The Department of Health (DOH) said seven of 11 people with whom Chua had close contact, three of 26 who had “general contact” with her and one out of five second-generation contacts had all tested positive for COVID-19.
The DOH, however, did not categorically say they were all infected by Chua. It also did not disclose the coronavirus variant — whether Delta or Omicron — that Chua and the others were infected with.
The other respondents in the complaints were identified by the CIDG as Chua’s father, Allan, and mother, Gemma; Rico Atienza, her boyfriend; Gladiolyn Biala, Berjaya general manager; Den Sabayo, hotel assistant front office manager; Tito Arboleda, security manager of Berjaya; Esteban Gatbonton, hotel doorman; and Hannah Araneta, front desk personnel.
Interior Secretary Eduardo Año said another Filipino woman who arrived from abroad on the same day as Chua also allegedly skipped her five-day quarantine at Seda Residences in Makati.
Año told dzBB radio on Tuesday that instead of checking in at Seda, she boarded a car that was waiting for her at the hotel. The car took her to her condominium at Bonifacio Global City in Taguig City.
The police said the woman, whom they did not identify, claimed in social media posts that she was exempted by the Bureau of Quarantine (BOQ) from mandatory quarantine. The BOQ denied this.
In compliance with regulations for quarantine facilities, Seda reported to the BOQ and the Department of Tourism that the woman was a “no-show,” according to Año.
Tourism Secretary Bernadette Romulo Puyat earlier said the woman even went for a massage and shared a video of it on social media.
Justice Secretary Menardo Guevarra on Tuesday said he also ordered the National Bureau of Investigation to “conduct a thorough investigation of possible willful violations” of mandatory quarantine regulations by travelers—from their arrival up to their stay in hotels or their homes.

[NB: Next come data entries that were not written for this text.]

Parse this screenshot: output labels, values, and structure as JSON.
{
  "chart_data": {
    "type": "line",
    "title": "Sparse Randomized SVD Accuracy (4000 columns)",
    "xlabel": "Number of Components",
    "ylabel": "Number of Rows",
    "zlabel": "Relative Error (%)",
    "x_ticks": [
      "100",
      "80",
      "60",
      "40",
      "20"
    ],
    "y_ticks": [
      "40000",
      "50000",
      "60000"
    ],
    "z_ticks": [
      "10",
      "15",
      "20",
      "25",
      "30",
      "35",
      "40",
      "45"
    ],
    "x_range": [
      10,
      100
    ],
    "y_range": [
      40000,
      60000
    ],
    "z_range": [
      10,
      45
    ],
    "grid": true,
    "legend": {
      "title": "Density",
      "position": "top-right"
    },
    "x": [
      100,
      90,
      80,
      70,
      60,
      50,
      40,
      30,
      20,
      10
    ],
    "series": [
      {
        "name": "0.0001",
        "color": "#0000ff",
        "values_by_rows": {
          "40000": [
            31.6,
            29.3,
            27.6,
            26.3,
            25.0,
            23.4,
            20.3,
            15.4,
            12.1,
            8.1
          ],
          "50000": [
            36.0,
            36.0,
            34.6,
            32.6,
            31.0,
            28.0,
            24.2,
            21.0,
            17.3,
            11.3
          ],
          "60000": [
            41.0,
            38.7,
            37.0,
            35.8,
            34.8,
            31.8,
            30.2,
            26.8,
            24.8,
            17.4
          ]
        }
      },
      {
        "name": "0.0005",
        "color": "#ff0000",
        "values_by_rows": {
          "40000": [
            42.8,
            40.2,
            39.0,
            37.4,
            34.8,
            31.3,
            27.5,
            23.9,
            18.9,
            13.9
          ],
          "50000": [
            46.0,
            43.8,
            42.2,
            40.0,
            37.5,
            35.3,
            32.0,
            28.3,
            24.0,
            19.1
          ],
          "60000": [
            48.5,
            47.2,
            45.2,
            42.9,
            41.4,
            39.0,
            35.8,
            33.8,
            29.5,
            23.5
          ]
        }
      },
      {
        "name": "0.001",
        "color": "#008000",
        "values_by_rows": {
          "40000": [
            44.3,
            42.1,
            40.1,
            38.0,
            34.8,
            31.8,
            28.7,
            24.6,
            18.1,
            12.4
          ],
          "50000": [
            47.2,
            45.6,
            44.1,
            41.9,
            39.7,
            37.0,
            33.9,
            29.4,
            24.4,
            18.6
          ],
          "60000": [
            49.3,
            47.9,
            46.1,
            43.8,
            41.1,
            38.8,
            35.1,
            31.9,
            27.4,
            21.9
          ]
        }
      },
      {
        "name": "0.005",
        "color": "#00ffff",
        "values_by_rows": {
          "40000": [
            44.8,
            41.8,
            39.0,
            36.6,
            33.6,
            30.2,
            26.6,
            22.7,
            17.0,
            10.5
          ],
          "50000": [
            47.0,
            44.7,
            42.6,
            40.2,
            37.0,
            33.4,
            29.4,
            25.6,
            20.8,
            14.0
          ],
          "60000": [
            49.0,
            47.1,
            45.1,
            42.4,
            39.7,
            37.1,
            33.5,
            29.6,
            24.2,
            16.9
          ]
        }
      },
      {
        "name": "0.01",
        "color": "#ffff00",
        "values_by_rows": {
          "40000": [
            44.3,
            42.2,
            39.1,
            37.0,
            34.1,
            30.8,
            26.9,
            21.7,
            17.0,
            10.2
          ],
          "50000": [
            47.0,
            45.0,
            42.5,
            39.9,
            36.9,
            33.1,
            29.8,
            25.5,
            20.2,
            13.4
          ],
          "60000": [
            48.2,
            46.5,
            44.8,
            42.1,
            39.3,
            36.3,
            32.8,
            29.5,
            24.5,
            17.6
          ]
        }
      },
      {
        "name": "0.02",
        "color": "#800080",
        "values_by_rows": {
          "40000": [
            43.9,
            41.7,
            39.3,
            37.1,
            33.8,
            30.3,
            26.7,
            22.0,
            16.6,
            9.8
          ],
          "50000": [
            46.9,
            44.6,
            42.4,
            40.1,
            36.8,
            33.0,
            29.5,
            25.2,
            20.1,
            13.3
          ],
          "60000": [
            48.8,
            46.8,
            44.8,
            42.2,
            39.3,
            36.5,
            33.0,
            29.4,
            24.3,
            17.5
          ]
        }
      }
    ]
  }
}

According to him, Chua was just the “tip of the iceberg.”
He suspected that there was a “racket” for many “quarantine jumpers” starting at the airport.
“Instead of being taken to quarantine facilities, passengers might be allowed to go straight home or other places,” he said in a radio interview.
RA 11332 carries the penalty of a P20,000 to P50,000 fine and/or imprisonment of between one month and six months.
How about VIPs?
Two other prominent personalities have been charged with violations of health protocols in 2020—Sen. Aquilino “Koko” Pimentel III, who visited his wife at Makati Medical Center after testing positive for COVID-19, and former PNP chief Debold Sinas for ignoring physical distancing during his 55th birthday celebration when he was Metro Manila police chief while the country was still under enhanced community quarantine.
The Department of Justice had cleared Pimentel while the Taguig prosecutor had not yet decided on whether to charge Sinas in court.
Berjaya had publicly apologized for the “very serious breach” and said “any employee found errant by commission or omission will be dealt with severely to deter a repeat of what happened.”
Asked to comment during an interview with ANC on Tuesday on whether Chua should be declared a persona non grata by the city, Makati Mayor Abby Binay said that would be “petty” and that such a move was “reserved for someone who really deserves it.”
“She’s young, she’s callous, but she will have to suffer the consequences,” Binay said. She advised people who had been affected by Chua’s actions to file a civil case for damages against her.